NEW YORK (Reuters) - A U.S. appeals court signalled its displeasure with Argentina on Thursday as Citigroup Inc (C.N) warned it faces “serious and imminent hazard” if it follows a judge’s order not to process an upcoming interest payment due to bondholders.
The bank urged the 2nd U.S. Circuit Court of Appeals in New York to reverse a judge’s ruling blocking payments on $8.4 billion (5.11 billion pound) in bonds issued under Argentine law following its 2002 default.
Citigroup faces regulatory and criminal sanctions by Argentina, which defaulted again in July, if it cannot process the $5 million payment by Sept. 30, said Karen Wagner, Citigroup’s lawyer.
“If we obey, we have a gun to our head, and the gun will probably go off,” Wagner said. “I ask this court, what good will that do? It won’t change what Argentina does.”
But some panel members questioned why they should consider Argentina’s position when the country was taking steps, including passing legislation, to avoid complying with orders that it pay $1.33 billion plus interest to creditors suing for full payment on defaulted bonds.
“I‘m not sure why we’re even listening to this,” said Circuit Judge Reena Raggi. “Your client is the person or entity holding the gun to Ms. Wagner’s client’s head.”

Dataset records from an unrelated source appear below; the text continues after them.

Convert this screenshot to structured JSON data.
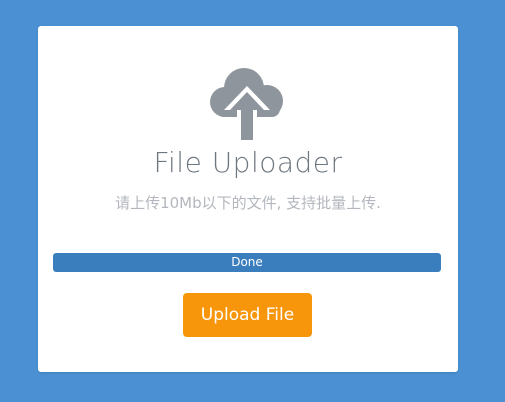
{
  "uploader": {
    "icon": "cloud-upload-icon",
    "title": "File Uploader",
    "subtitle": "请上传10Mb以下的文件, 支持批量上传.",
    "progress": {
      "percent": 100,
      "label": "Done"
    },
    "upload_button_label": "Upload File"
  },
  "colors": {
    "background": "#4a90d2",
    "card": "#ffffff",
    "icon": "#8f959c",
    "title": "#6f7780",
    "subtitle": "#b3b7bd",
    "progress_fill": "#3a7ebe",
    "button": "#f7950b"
  }
}
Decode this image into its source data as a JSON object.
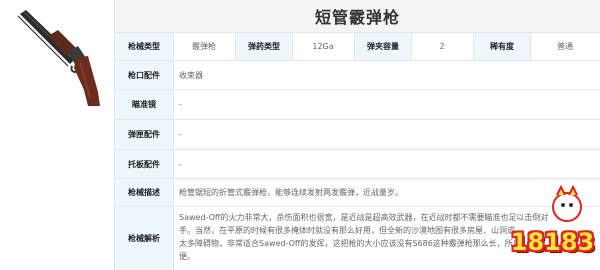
{
  "title": "短管霰弹枪",
  "specs": {
    "type_label": "枪械类型",
    "type_value": "霰弹枪",
    "ammo_label": "弹药类型",
    "ammo_value": "12Ga",
    "capacity_label": "弹夹容量",
    "capacity_value": "2",
    "rarity_label": "稀有度",
    "rarity_value": "普通"
  },
  "rows": {
    "muzzle": {
      "label": "枪口配件",
      "value": "收束器"
    },
    "scope": {
      "label": "瞄准镜",
      "value": "-"
    },
    "grip": {
      "label": "弹匣配件",
      "value": "-"
    },
    "stock": {
      "label": "托板配件",
      "value": "-"
    },
    "description": {
      "label": "枪械描述",
      "value": "枪管锯短的折管式霰弹枪，能够连续发射两发霰弹，近战量岁。"
    },
    "analysis": {
      "label": "枪械解析",
      "line1": "Sawed-Off的火力非常大，杀伤面积也很宽，是近战是超高效武器，在近战时都不需要瞄准也足以击倒对",
      "line2": "手。当然，在平原的时候有很多掩体时就没有那么好用，但全新的沙漠地图有很多房屋、山洞或",
      "line3": "太多障碍物，非常适合Sawed-Off的发挥，这把枪的大小应该没有S686这种霰弹枪那么长，所以",
      "line4": "便。"
    }
  },
  "watermark": {
    "text": "18183"
  },
  "colors": {
    "label_bg": "#eef7fc",
    "title_bg": "#f4f4f4",
    "border": "#e3e7ea",
    "logo_yellow": "#ffe23a",
    "logo_red": "#d22222"
  }
}
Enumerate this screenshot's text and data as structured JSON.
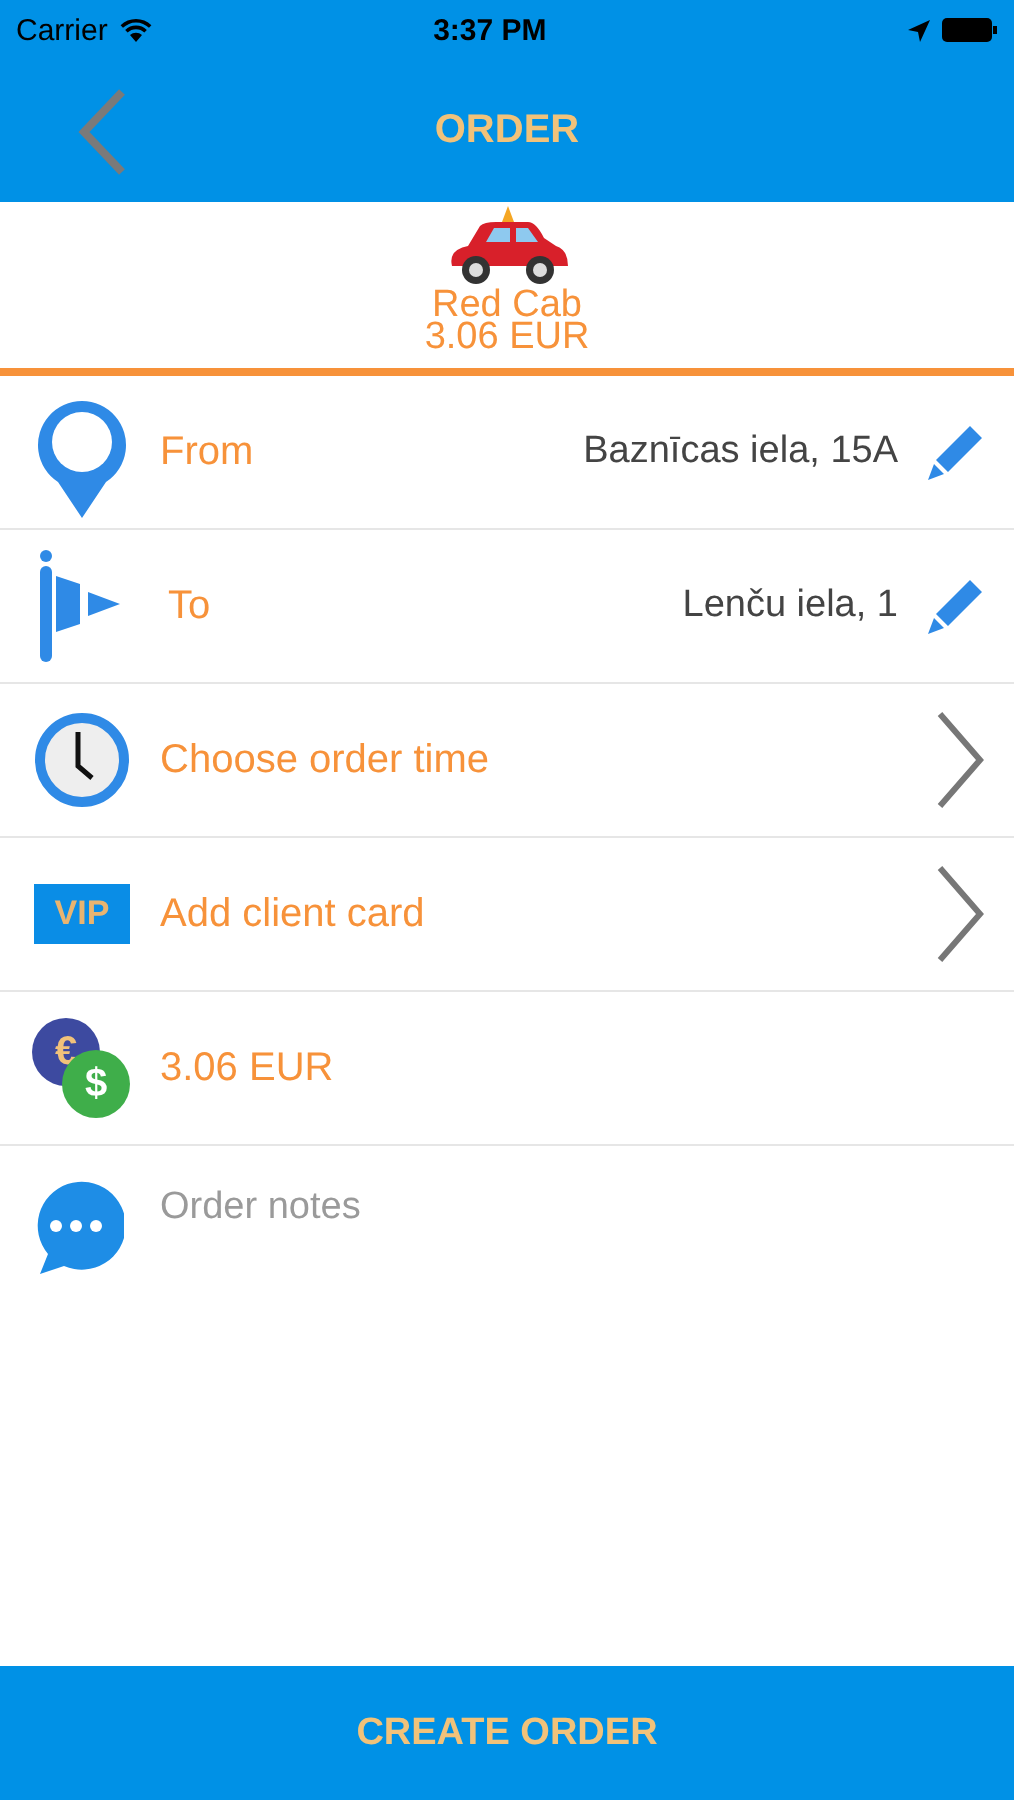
{
  "status_bar": {
    "carrier": "Carrier",
    "time": "3:37 PM"
  },
  "nav": {
    "title": "ORDER"
  },
  "cab": {
    "name": "Red Cab",
    "price": "3.06 EUR"
  },
  "rows": [
    {
      "kind": "from",
      "label": "From",
      "value": "Baznīcas iela, 15A"
    },
    {
      "kind": "to",
      "label": "To",
      "value": "Lenču iela, 1"
    },
    {
      "kind": "time",
      "label": "Choose order time"
    },
    {
      "kind": "vip",
      "badge": "VIP",
      "label": "Add client card"
    },
    {
      "kind": "price",
      "symbols": [
        "€",
        "$"
      ],
      "label": "3.06 EUR"
    }
  ],
  "notes": {
    "placeholder": "Order notes"
  },
  "create_button": "CREATE ORDER"
}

Argentina defaulted in July after refusing to honour a court order to pay bondholders led by Elliott Management’s NML Capital Ltd and Aurelius Capital Management.
The hedge funds had spurned the country’s 2005 and 2010 debt restructurings, which resulted in exchanges for about 92 percent of the country’s defaulted debt. Investors who accepted Argentina’s terms on average were paid less than 30 cents on the dollar.
The country’s most recent default came after the U.S. Supreme Court declined to hear Argentina’s appeal of a lower court ruling that it must pay the holdouts at the same time it paid holders of the exchange bonds.
U.S. District Judge Thomas Griesa, who has for years overseen the Argentine bond litigation, subsequently blocked Bank of New York Mellon Corp (BK.N) from processing a $539 million interest payment on what the country says is over $28 billion in restructured debt.
The order sent Argentina on a course to default after it failed to reach an agreement with the holdouts.
Amid the litigation, Citigroup sought Griesa’s assurances it could process any payments it received from the country on bonds issued under Argentine law.
Griesa initially ruled for Citigroup, which has a branch in Argentina, but on July 28 reversed course, blocking future payments by the country on U.S. dollar-denominated bonds issued under Argentine law.
Wagner said Thursday that Citigroup will “undoubtedly” get another transfer of money from Argentina by Sept. 30. She stressed the risks the bank faced, though she said the bank would follow any order upholding the injunction.
Citigroup has argued payments on the bonds, which are regulated and paid in Argentina, cannot be blocked by a U.S. court.
Failure to pay could result in the loss of its Argentine banking license, its takeover by the country or the imprisonment of bank officials, Citigroup has said.
“Citibank Argentina faces a serious and imminent hazard,” Wagner said.
Roy Englert, a lawyer for the hedge funds, countered that Argentina’s “evasion plan would be aided and abetted by this court” if the judges reversed Griesa.
One judge, Barrington Parker, voiced skepticism over Citigroup’s argument, saying, “I don’t know how you can seriously argue the Argentine law bonds aren’t covered by the injunction.”